Re: [PATCH RESEND nf] netfilter: avoid a race between nf_register_hook() and cleanup_net()

From: Pablo Neira Ayuso
Date: Fri Aug 26 2016 - 13:32:46 EST


Hi Eric,

On Sat, Jul 30, 2016 at 08:24:37AM -0500, Eric W. Biederman wrote:
> Michal Kubecek <mkubecek@xxxxxxx> writes:
>
> > There is a race condition between nf_{,un}register_hook() and
> > cleanup_net() which can either trigger WARN check or cause a memory
> > leak. The scenario is like this (2a and 2b are alternatives):
> >
> > 1. cleanup_net() removes one or more struct net from net_namespace_list
> > 2a. nf_register_hook() adds per-netns hooks to all netns (but not those
> > removed in step 1) and adds the hook to global nf_hook_list
> > 2b. nf_unregister_hook() deletes per-netns hooks from all netns (but not
> > those removed in step 1) and removes the hook from nf_hook_list
> > 3. cleanup_net() calls pernet subsystem exit functions for netns being
> > removed; one of them is netfilter_net_exit() which (among others)
> > calls nf_unregister_net_hook() to unregister per-netns hooks for all
> > hooks in nf_hook_list.
> >
> > In case (a), per-netns hooks are never added as the namespace was
> > already invisible to for_each_net() in step 2a but an attempt to remove
> > them in step 3 (the hook is already in nf_hook_list) triggers a WARN
> > check in nf_unregister_net_hook() (no real harm done, however). In case
> > (b), the per-netns hook is removed neither in step 2b (netns is already
> > invisible to for_each_net()) nor in step 3 (the hook is already removed
> > from nf_hook_list), causing a memory leak.
> >
> > Prevent the race by protecting the for_each_net() loop in
> > nf_{,un}register_hook() (also) by net_mutex. There is already a
> > precendens for this in rtnl_link_unregister() which addresses similar
> > race.
>
> So this analysis of a problem appears to be spot on.
>
> Reviewed-by: "Eric W. Biederman" <ebiederm@xxxxxxxxxxxx>
>
> I really really want there to be a better way to do this, but it is
> really not ok for a hook to continue it's life past
> nf_unregister_net_hook as after that point the code may be removed
> from the kernel (sigh).
>
> Although keeping with the precedent and minimizing net_mutex
> we could remove the WARN and keep nf_register_hook as it is.
> But that sounds entirely too clever for a fix that will
> probably be backported.
>
> But that sounds entirely too clever for a fix that likely needs to be
> backported.

OK... I'm going to place this in the nf.git tree... but this is very ugly.
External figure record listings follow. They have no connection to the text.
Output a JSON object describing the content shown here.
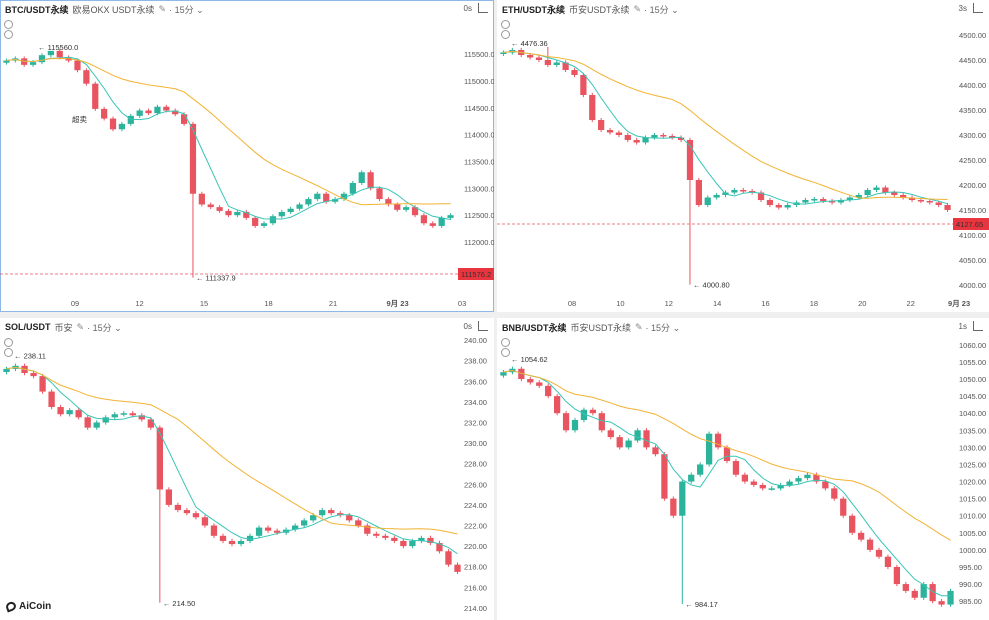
{
  "panels": [
    {
      "id": "btc",
      "symbol": "BTC/USDT永续",
      "exchange": "欧易OKX USDT永续",
      "interval": "15分",
      "countdown": "0s",
      "y_ticks": [
        "115500.0",
        "115000.0",
        "114500.0",
        "114000.0",
        "113500.0",
        "113000.0",
        "112500.0",
        "112000.0"
      ],
      "x_ticks": [
        "09",
        "12",
        "15",
        "18",
        "21",
        "9月 23",
        "03"
      ],
      "price_label": "111576.2",
      "high_label": "115560.0",
      "low_label": "111337.9",
      "signal_label": "超卖",
      "ylim": [
        111200,
        115800
      ],
      "closes": [
        115380,
        115420,
        115300,
        115350,
        115480,
        115560,
        115440,
        115380,
        115200,
        114950,
        114480,
        114300,
        114100,
        114200,
        114350,
        114450,
        114400,
        114520,
        114450,
        114380,
        114200,
        112900,
        112700,
        112650,
        112580,
        112500,
        112560,
        112450,
        112300,
        112350,
        112480,
        112560,
        112620,
        112700,
        112800,
        112900,
        112750,
        112800,
        112900,
        113100,
        113300,
        113000,
        112800,
        112700,
        112600,
        112650,
        112500,
        112350,
        112300,
        112450,
        112500
      ]
    },
    {
      "id": "eth",
      "symbol": "ETH/USDT永续",
      "exchange": "币安USDT永续",
      "interval": "15分",
      "countdown": "3s",
      "y_ticks": [
        "4500.00",
        "4450.00",
        "4400.00",
        "4350.00",
        "4300.00",
        "4250.00",
        "4200.00",
        "4150.00",
        "4100.00",
        "4050.00",
        "4000.00"
      ],
      "x_ticks": [
        "08",
        "10",
        "12",
        "14",
        "16",
        "18",
        "20",
        "22",
        "9月 23"
      ],
      "price_label": "4127.65",
      "high_label": "4476.36",
      "low_label": "4000.80",
      "ylim": [
        3990,
        4510
      ],
      "closes": [
        4465,
        4470,
        4460,
        4455,
        4450,
        4440,
        4445,
        4430,
        4420,
        4380,
        4330,
        4310,
        4305,
        4300,
        4290,
        4285,
        4295,
        4300,
        4298,
        4295,
        4290,
        4210,
        4160,
        4175,
        4180,
        4185,
        4190,
        4188,
        4185,
        4170,
        4160,
        4155,
        4160,
        4165,
        4170,
        4172,
        4168,
        4165,
        4170,
        4175,
        4180,
        4190,
        4195,
        4185,
        4180,
        4175,
        4170,
        4168,
        4165,
        4160,
        4150
      ]
    },
    {
      "id": "sol",
      "symbol": "SOL/USDT",
      "exchange": "币安",
      "interval": "15分",
      "countdown": "0s",
      "y_ticks": [
        "240.00",
        "238.00",
        "236.00",
        "234.00",
        "232.00",
        "230.00",
        "228.00",
        "226.00",
        "224.00",
        "222.00",
        "220.00",
        "218.00",
        "216.00",
        "214.00"
      ],
      "x_ticks": [],
      "price_label": "",
      "high_label": "238.11",
      "low_label": "214.50",
      "ylim": [
        213.8,
        240.2
      ],
      "closes": [
        237.2,
        237.5,
        236.8,
        236.5,
        235.0,
        233.5,
        232.8,
        233.2,
        232.5,
        231.5,
        232.0,
        232.5,
        232.8,
        232.9,
        232.7,
        232.3,
        231.5,
        225.5,
        224.0,
        223.5,
        223.2,
        222.8,
        222.0,
        221.0,
        220.5,
        220.2,
        220.5,
        221.0,
        221.8,
        221.5,
        221.3,
        221.6,
        222.0,
        222.5,
        223.0,
        223.5,
        223.2,
        223.0,
        222.5,
        222.0,
        221.2,
        221.0,
        220.8,
        220.5,
        220.0,
        220.5,
        220.8,
        220.3,
        219.5,
        218.2,
        217.5
      ]
    },
    {
      "id": "bnb",
      "symbol": "BNB/USDT永续",
      "exchange": "币安USDT永续",
      "interval": "15分",
      "countdown": "1s",
      "y_ticks": [
        "1060.00",
        "1055.00",
        "1050.00",
        "1045.00",
        "1040.00",
        "1035.00",
        "1030.00",
        "1025.00",
        "1020.00",
        "1015.00",
        "1010.00",
        "1005.00",
        "1000.00",
        "995.00",
        "990.00",
        "985.00"
      ],
      "x_ticks": [],
      "price_label": "",
      "high_label": "1054.62",
      "low_label": "984.17",
      "ylim": [
        983,
        1062
      ],
      "closes": [
        1052,
        1053,
        1050,
        1049,
        1048,
        1045,
        1040,
        1035,
        1038,
        1041,
        1040,
        1035,
        1033,
        1030,
        1032,
        1035,
        1030,
        1028,
        1015,
        1010,
        1020,
        1022,
        1025,
        1034,
        1030,
        1026,
        1022,
        1020,
        1019,
        1018,
        1018,
        1019,
        1020,
        1021,
        1022,
        1020,
        1018,
        1015,
        1010,
        1005,
        1003,
        1000,
        998,
        995,
        990,
        988,
        986,
        990,
        985,
        984,
        988
      ]
    }
  ],
  "brand": "AiCoin",
  "colors": {
    "up": "#2bb39b",
    "down": "#e8545f",
    "ma_fast": "#36c5b5",
    "ma_slow": "#f3b233",
    "price_bg": "#e8353f"
  }
}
So Eric, I'd really appreciate if you can follow up once this has hit
nf-next.git and we get rid of the rtnl_lock and net_lock mutex by
propagating up to the the caller the hook registration from init_net()
and unregistering this from exit_net(). So we don't need to loop on
the existing netns but we use the existing netns init and exit
callbacks.

Let me know, thanks.